Today, we’re a company without a sharp enough focus, and simply put, we have too many things underway. Some of the significant investments we’ve made aren’t paying off the way we expected them to. Our costs have grown to the point where they’re unsustainable, and we’ve left ourselves with no room for experimentation or failure – which is vital to a creative company like ours. All of this puts the core of our business at risk.

In this letter, Riot publicly admitted a problem that's been quietly festering across the entire games industry: there’s something deeply wrong with how video game executives are choosing to spend their money, and rank and file developers keep paying the price for it.

For this piece, I spoke to over 40 game developers whose companies had been impacted by layoffs in the last year.
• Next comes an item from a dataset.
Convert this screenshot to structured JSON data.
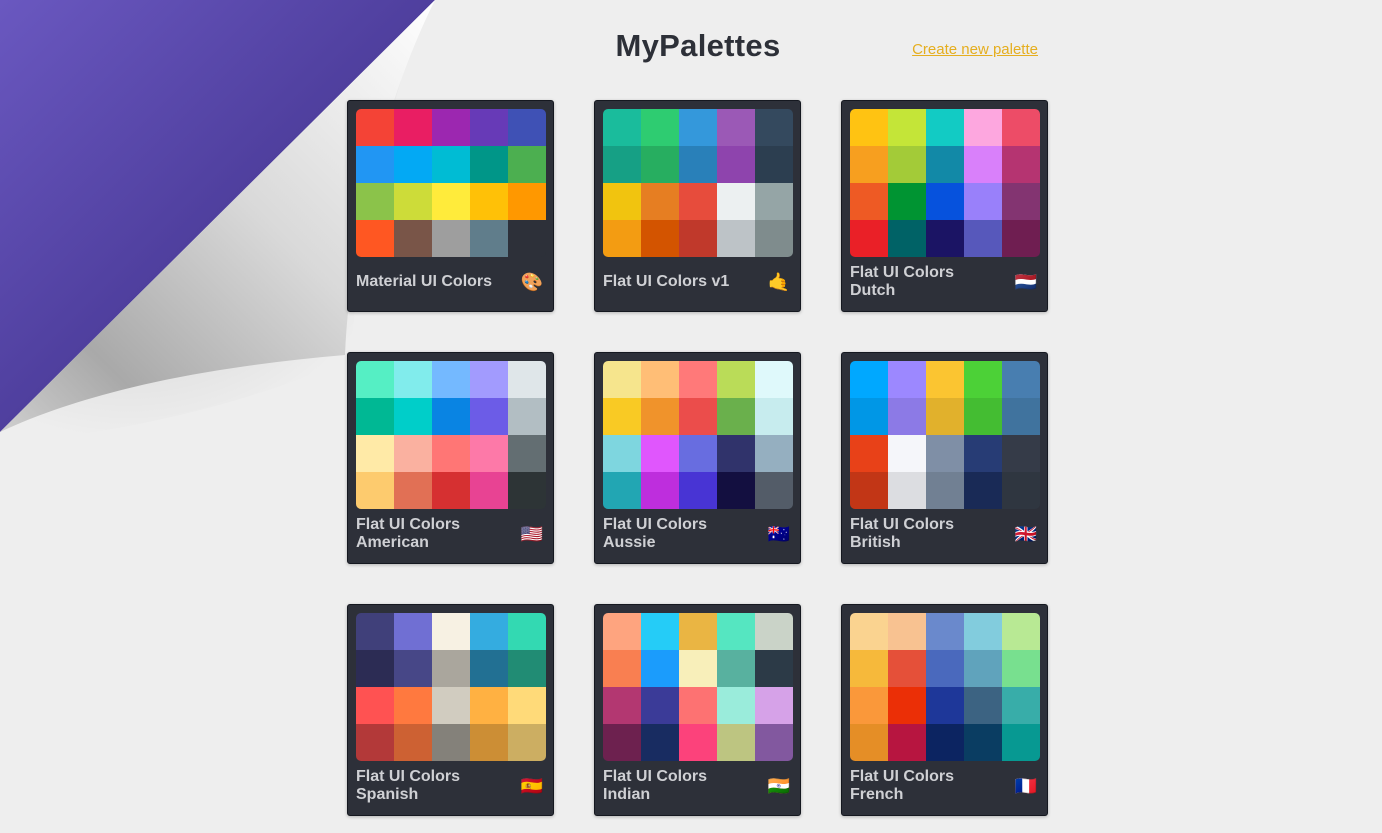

They shared with me the explanations companies gave them for what was causing the sudden loss of their livelihood, but they also told me why those explanations didn’t always seem to match reality. While the details in each story vary, almost all of them painted a picture of the games industry as an increasingly volatile environment fraught with high costs, growing risks, and increasing volatility. And often, developers say, those in charge of navigating that precarious environment have little regard for the hundreds of developers who pay the price when things go wrong.